In fact, recognizing this unintended trap, its decision to request that the two sides meet for a consensual position removes it from what would have been the now familiar description of judicial overreach.
No doubt, too, that the Court has been very much concerned about its obligation to uphold the Rule of Law, in light of what the Constitution dictates with the holding of general elections within a stipulated time frame. The President of the Court, Justice Saunders, was careful to emphasise the fact that elections ought to have been held already, again, given the constitutional diktat. He even further reiterated that an election body should always be in a state of readiness for such a constitutional exercise. I disagree, especially when one considers that Justice Saunders may have been concluding such against the background of the ideal Westminster system. As everyone is aware, Guyana’s situation is quite different, given our historical experiences of disputed elections, inclusive of the ethnic factor and the mechanisms since laid down to ensure credible elections which is pivoted around a credible voters’ list which undergoes renewal cycle at a stipulated time period, of house-to-house registration, resulting in not only a sanitized list for the purpose of ensuring voter confidence, but also for such to translate into national elections which results must be undisputed.

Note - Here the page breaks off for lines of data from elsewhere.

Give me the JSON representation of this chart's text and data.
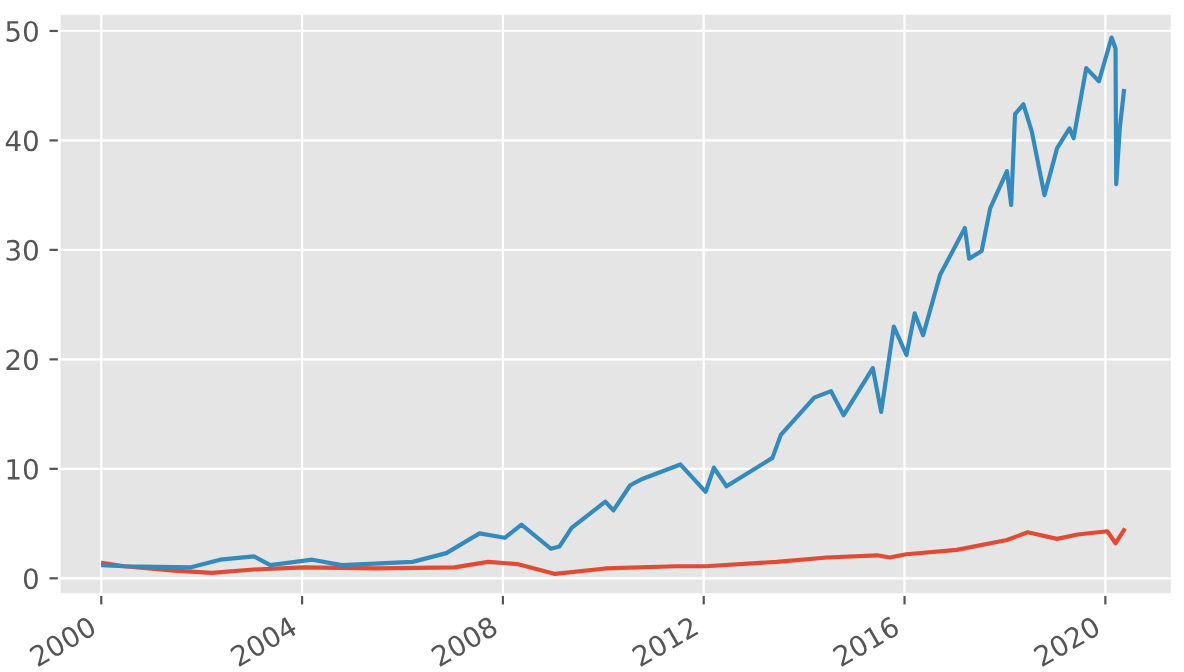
{
  "chart_data": {
    "type": "line",
    "grid": true,
    "legend": false,
    "marker": "none",
    "line_style": "solid",
    "xlim": [
      "1999-03-01",
      "2021-05-01"
    ],
    "ylim": [
      -1.5,
      51.6
    ],
    "xticks": [
      {
        "value": "2000-01-01",
        "label": "2000"
      },
      {
        "value": "2004-01-01",
        "label": "2004"
      },
      {
        "value": "2008-01-01",
        "label": "2008"
      },
      {
        "value": "2012-01-01",
        "label": "2012"
      },
      {
        "value": "2016-01-01",
        "label": "2016"
      },
      {
        "value": "2020-01-01",
        "label": "2020"
      }
    ],
    "yticks": [
      0,
      10,
      20,
      30,
      40,
      50
    ],
    "series": [
      {
        "color": "#e24a33",
        "x": [
          "2000-01",
          "2000-06",
          "2001-06",
          "2002-03",
          "2003-01",
          "2004-01",
          "2005-06",
          "2007-01",
          "2007-09",
          "2008-04",
          "2009-01",
          "2010-01",
          "2011-06",
          "2012-01",
          "2013-06",
          "2014-06",
          "2015-06",
          "2015-09",
          "2016-01",
          "2017-01",
          "2018-01",
          "2018-06",
          "2019-01",
          "2019-06",
          "2020-01",
          "2020-03",
          "2020-05"
        ],
        "values": [
          1.4,
          1.1,
          0.7,
          0.5,
          0.8,
          1.0,
          0.9,
          1.0,
          1.5,
          1.3,
          0.4,
          0.9,
          1.1,
          1.1,
          1.5,
          1.9,
          2.1,
          1.9,
          2.2,
          2.6,
          3.5,
          4.2,
          3.6,
          4.0,
          4.3,
          3.2,
          4.4
        ]
      },
      {
        "color": "#348abd",
        "x": [
          "2000-01",
          "2000-06",
          "2001-10",
          "2002-05",
          "2003-01",
          "2003-05",
          "2004-03",
          "2004-10",
          "2006-03",
          "2006-11",
          "2007-07",
          "2008-01",
          "2008-05",
          "2008-12",
          "2009-02",
          "2009-05",
          "2010-01",
          "2010-03",
          "2010-07",
          "2010-10",
          "2011-07",
          "2012-01",
          "2012-03",
          "2012-06",
          "2013-05",
          "2013-07",
          "2014-03",
          "2014-07",
          "2014-10",
          "2015-05",
          "2015-07",
          "2015-10",
          "2016-01",
          "2016-03",
          "2016-05",
          "2016-09",
          "2017-03",
          "2017-04",
          "2017-07",
          "2017-09",
          "2018-01",
          "2018-02",
          "2018-03",
          "2018-05",
          "2018-07",
          "2018-10",
          "2019-01",
          "2019-04",
          "2019-05",
          "2019-08",
          "2019-11",
          "2020-02",
          "2020-03",
          "2020-03-20",
          "2020-04",
          "2020-05"
        ],
        "values": [
          1.2,
          1.1,
          1.0,
          1.7,
          2.0,
          1.2,
          1.7,
          1.2,
          1.5,
          2.3,
          4.1,
          3.7,
          4.9,
          2.7,
          2.9,
          4.6,
          7.0,
          6.2,
          8.5,
          9.1,
          10.4,
          7.9,
          10.1,
          8.4,
          11.0,
          13.1,
          16.5,
          17.1,
          14.9,
          19.2,
          15.2,
          23.0,
          20.4,
          24.2,
          22.2,
          27.7,
          32.0,
          29.2,
          29.9,
          33.8,
          37.2,
          34.1,
          42.4,
          43.3,
          40.8,
          35.0,
          39.3,
          41.1,
          40.2,
          46.6,
          45.4,
          49.4,
          48.4,
          36.0,
          41.1,
          44.5
        ]
      }
    ]
  }
}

The reality is that a treacherously contrived No-Confidence Motion(NCM) was never envisaged, much less one that would have resulted in being properly carried against the duly elected government, thanks to the biggest political Judas in the history of Guyana’s politics. From any political direction viewed, the situation of an NCM collided with the absolute necessity of a prelude to free and fair elections, which is the sine qua non of every democratic state – a clean voters’ list.
Though it is agreed that a country’s constitution is the guiding light as to how a nation must conduct its affairs, which should be in conformity with its commands, it is concomitant that we also understand that it cannot be made to accommodate untoward and unintended situations, for which it does not cater or uphold. This, without any apologies, is asking the nation’s most sacred document to accommodate circumstances which, of course, brings it into dispute with the ideal of its intention to be honest and just, in serving the needs of the nation and people. How can it still be adherence to the Rule of Law, for a constitution’s particular diktat to ignore a quantum necessity that is pivotal to electoral transparency being upheld?

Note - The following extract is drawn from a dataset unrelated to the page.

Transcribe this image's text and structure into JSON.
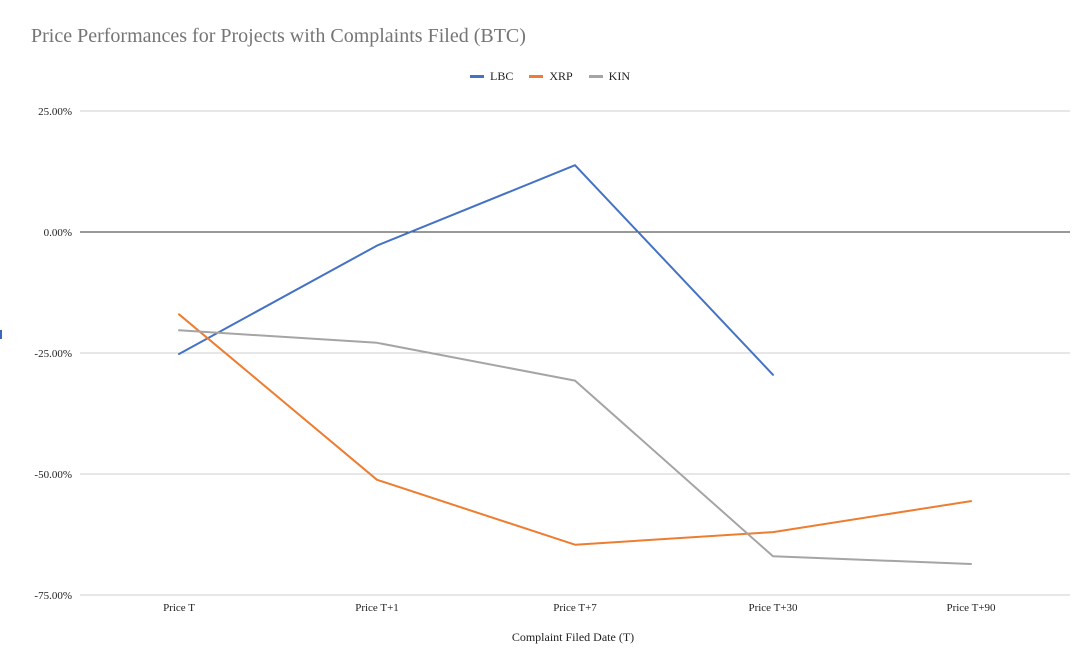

Furthermore, how is it still possible to insist that the constitutional determination must hold sway in its rule, which, if carried out, creates a grave injustice which renders it to be challenged in a court of law. Editor, I stand corrected by saying that it was the very question, I am sure, counsel for GECOM had raised before their Lordships on the question of house-to-house registration.

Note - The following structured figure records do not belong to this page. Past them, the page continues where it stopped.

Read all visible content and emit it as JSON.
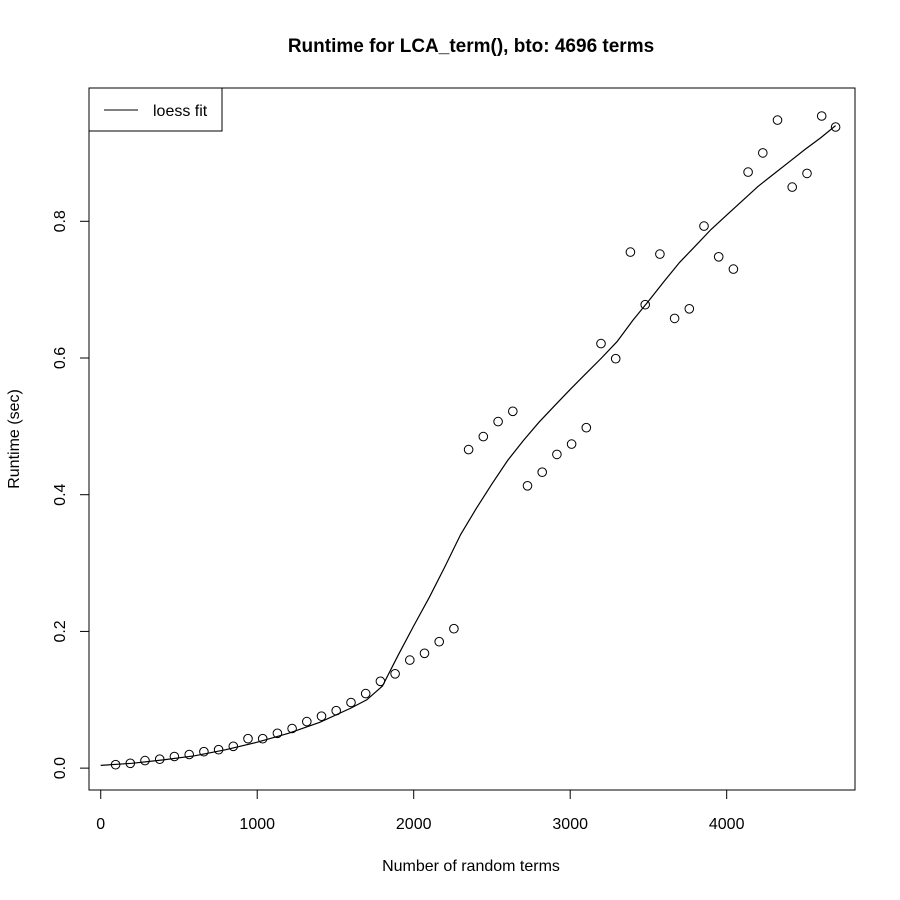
{
  "chart_data": {
    "type": "scatter",
    "title": "Runtime for LCA_term(), bto: 4696 terms",
    "xlabel": "Number of random terms",
    "ylabel": "Runtime (sec)",
    "xlim": [
      -75,
      4820
    ],
    "ylim": [
      -0.032,
      0.995
    ],
    "xticks": [
      0,
      1000,
      2000,
      3000,
      4000
    ],
    "yticks": [
      0.0,
      0.2,
      0.4,
      0.6,
      0.8
    ],
    "xtick_labels": [
      "0",
      "1000",
      "2000",
      "3000",
      "4000"
    ],
    "ytick_labels": [
      "0.0",
      "0.2",
      "0.4",
      "0.6",
      "0.8"
    ],
    "grid": false,
    "legend": {
      "position": "top-left",
      "entries": [
        {
          "label": "loess fit",
          "style": "line"
        }
      ]
    },
    "series": [
      {
        "style": "points",
        "x": [
          95,
          189,
          283,
          377,
          471,
          565,
          659,
          753,
          847,
          941,
          1035,
          1129,
          1223,
          1317,
          1411,
          1505,
          1599,
          1693,
          1787,
          1881,
          1975,
          2069,
          2163,
          2257,
          2351,
          2445,
          2539,
          2633,
          2727,
          2821,
          2915,
          3009,
          3103,
          3197,
          3291,
          3385,
          3479,
          3573,
          3667,
          3761,
          3855,
          3949,
          4043,
          4137,
          4231,
          4325,
          4419,
          4513,
          4607,
          4696
        ],
        "y": [
          0.005,
          0.007,
          0.011,
          0.013,
          0.017,
          0.02,
          0.024,
          0.027,
          0.032,
          0.043,
          0.043,
          0.051,
          0.058,
          0.068,
          0.076,
          0.084,
          0.096,
          0.109,
          0.127,
          0.138,
          0.158,
          0.168,
          0.185,
          0.204,
          0.466,
          0.485,
          0.507,
          0.522,
          0.413,
          0.433,
          0.459,
          0.474,
          0.498,
          0.621,
          0.599,
          0.755,
          0.678,
          0.752,
          0.658,
          0.672,
          0.793,
          0.748,
          0.73,
          0.872,
          0.9,
          0.948,
          0.85,
          0.87,
          0.954,
          0.938
        ]
      },
      {
        "name": "loess fit",
        "style": "line",
        "x": [
          0,
          200,
          400,
          600,
          800,
          1000,
          1200,
          1400,
          1600,
          1700,
          1800,
          1900,
          2000,
          2100,
          2200,
          2300,
          2400,
          2500,
          2600,
          2700,
          2800,
          2900,
          3000,
          3100,
          3200,
          3300,
          3400,
          3500,
          3600,
          3700,
          3800,
          3900,
          4000,
          4100,
          4200,
          4300,
          4400,
          4500,
          4600,
          4696
        ],
        "y": [
          0.004,
          0.007,
          0.012,
          0.018,
          0.027,
          0.038,
          0.051,
          0.067,
          0.088,
          0.1,
          0.12,
          0.165,
          0.208,
          0.25,
          0.295,
          0.342,
          0.38,
          0.416,
          0.45,
          0.479,
          0.506,
          0.53,
          0.554,
          0.577,
          0.6,
          0.624,
          0.655,
          0.683,
          0.712,
          0.74,
          0.764,
          0.788,
          0.809,
          0.83,
          0.851,
          0.869,
          0.887,
          0.905,
          0.922,
          0.94
        ]
      }
    ]
  }
}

Simply put, no constitution should be expected to accommodate a situation which will bring it into disrepute with the purpose that it is intended to serve – fairness and justice. Neither, should its laws bend to suit circumstance, bred in the pit of dishonesty and political crookery, for which it was also not intended to serve or uphold. Though it is agreed that the constitution must be respected, it must not, under any situation, deprive citizens of its democratic right to prepare for the most important exercise of a credible and transparent national elections, which must be assured via house-to-house registration – a compulsory which has always been the Holy Grail of the PPP/C electoral politics, but which it is now prepared to ignore, deny, and discard on the altar of political dishonesty.